苦しい。泣きそうになるけどここで泣いたら負けだと思ってグッと歯を噛みしめる。

「日曜日か…。それは恐らく姉だ」

姉だという言葉が頭の中でぐるぐる回る。え、お姉さん…?ぽかんとしていると蓮二が私の頭の上に左手を置き、微笑んだ。

「安心したか?」

その言葉に素直に頷く。さっきまで苦しかったのに、蓮二の言葉に安心したのか胸の痛みが消える。頭の上にあった蓮二の手が退けられ、その手は私が座っているベッドの上に置かれた。

「私に何も言わずに彼女作るなんてダメだからね!」

キッと睨みながら言うと、蓮二は喉を鳴らすように笑う。

「お前が同意してくれないことには俺に彼女は出来ないからな」

え、どういうこと?と思いながら蓮二を見つめると、彼は私の顎を右手で上に上げ、唐突にキスをしてきた。

「なな、なな…」

驚きすぎて言葉に出なくてそのまま固まる。そんな姿を見て蓮二がまた笑う。何するの、と声を出そうとしたら口を塞がれた。

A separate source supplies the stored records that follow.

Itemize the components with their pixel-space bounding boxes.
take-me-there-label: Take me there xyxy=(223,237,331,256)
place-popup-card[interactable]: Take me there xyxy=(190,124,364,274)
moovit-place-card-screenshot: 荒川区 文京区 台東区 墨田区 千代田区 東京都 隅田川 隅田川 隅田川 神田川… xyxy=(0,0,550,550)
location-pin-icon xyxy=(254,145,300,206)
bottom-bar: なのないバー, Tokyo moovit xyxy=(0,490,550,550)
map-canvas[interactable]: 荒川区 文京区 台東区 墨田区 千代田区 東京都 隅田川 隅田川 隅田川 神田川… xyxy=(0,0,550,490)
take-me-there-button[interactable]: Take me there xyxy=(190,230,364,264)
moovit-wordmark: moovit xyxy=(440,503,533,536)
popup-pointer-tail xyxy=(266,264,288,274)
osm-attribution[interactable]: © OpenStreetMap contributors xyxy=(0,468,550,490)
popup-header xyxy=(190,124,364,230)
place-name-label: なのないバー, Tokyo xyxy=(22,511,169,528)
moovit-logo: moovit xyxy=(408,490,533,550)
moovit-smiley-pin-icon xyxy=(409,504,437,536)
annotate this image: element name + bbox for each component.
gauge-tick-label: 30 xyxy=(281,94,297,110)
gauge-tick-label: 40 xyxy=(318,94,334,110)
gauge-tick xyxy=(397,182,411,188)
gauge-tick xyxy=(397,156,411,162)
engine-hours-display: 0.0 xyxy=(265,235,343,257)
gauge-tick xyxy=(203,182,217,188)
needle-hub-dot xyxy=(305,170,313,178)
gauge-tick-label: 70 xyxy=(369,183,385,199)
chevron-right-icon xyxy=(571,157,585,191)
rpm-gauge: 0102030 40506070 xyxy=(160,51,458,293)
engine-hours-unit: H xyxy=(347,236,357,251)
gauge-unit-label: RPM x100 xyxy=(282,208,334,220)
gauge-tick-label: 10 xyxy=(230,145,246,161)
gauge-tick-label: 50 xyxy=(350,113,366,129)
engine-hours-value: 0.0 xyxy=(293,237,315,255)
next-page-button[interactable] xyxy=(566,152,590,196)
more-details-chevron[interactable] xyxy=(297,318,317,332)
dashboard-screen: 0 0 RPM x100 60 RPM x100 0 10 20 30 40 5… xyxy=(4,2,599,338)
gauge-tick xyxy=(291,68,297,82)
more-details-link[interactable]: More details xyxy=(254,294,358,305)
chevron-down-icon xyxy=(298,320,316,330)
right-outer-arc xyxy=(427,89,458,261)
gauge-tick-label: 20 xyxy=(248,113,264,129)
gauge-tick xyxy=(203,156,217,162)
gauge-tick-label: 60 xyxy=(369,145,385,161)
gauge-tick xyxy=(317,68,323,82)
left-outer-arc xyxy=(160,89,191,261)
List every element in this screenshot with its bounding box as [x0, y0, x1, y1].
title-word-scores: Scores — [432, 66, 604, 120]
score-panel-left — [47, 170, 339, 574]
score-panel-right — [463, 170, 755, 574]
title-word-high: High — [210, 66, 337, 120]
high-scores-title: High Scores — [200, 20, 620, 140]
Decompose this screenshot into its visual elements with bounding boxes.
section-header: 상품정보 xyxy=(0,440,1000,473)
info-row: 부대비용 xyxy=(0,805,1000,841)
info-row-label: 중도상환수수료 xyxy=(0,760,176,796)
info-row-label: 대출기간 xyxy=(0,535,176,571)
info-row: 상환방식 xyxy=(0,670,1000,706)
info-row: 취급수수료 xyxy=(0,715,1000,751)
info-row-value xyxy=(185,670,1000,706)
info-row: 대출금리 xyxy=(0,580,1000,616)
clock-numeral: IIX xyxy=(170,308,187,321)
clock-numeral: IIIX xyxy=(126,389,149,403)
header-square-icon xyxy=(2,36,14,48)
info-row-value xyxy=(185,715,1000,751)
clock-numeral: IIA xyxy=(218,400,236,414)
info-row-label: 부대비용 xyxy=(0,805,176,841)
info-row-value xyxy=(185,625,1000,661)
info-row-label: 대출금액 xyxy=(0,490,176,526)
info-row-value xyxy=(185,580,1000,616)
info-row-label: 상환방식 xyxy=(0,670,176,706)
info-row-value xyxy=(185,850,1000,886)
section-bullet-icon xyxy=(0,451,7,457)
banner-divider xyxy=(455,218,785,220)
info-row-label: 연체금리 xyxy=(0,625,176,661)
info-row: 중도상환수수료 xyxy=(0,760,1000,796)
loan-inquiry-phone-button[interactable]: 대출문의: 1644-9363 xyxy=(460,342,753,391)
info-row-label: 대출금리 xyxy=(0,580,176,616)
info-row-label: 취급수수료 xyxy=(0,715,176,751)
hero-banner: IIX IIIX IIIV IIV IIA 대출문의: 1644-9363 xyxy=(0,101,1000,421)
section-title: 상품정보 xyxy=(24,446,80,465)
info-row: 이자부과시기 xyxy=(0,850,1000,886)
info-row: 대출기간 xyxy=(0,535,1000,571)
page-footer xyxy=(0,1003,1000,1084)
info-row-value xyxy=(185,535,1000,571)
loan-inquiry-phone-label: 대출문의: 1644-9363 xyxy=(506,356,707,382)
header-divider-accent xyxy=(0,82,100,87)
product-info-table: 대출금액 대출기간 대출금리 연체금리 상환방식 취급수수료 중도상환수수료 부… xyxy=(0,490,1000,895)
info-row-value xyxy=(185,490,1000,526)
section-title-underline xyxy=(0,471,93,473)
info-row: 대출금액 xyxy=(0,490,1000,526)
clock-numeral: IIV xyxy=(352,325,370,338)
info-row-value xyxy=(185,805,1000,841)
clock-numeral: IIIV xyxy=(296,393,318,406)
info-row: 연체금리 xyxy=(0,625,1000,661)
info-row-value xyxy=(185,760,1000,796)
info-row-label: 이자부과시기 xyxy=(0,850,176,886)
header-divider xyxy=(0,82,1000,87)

「いい加減待つのにも飽きたな。俺はお前が好きだ。お前以外とは付き合わないから安心しておけ」

蓮二はそう言うとそのまま立ち上がって「先に行くぞ」と部屋から出て行った。私は先程まで触れていた唇に手を当てる。初めてなのに嫌じゃなかった。心拍が速くなるのを感じつつ真っ赤に染まっていく顔を枕に埋めた。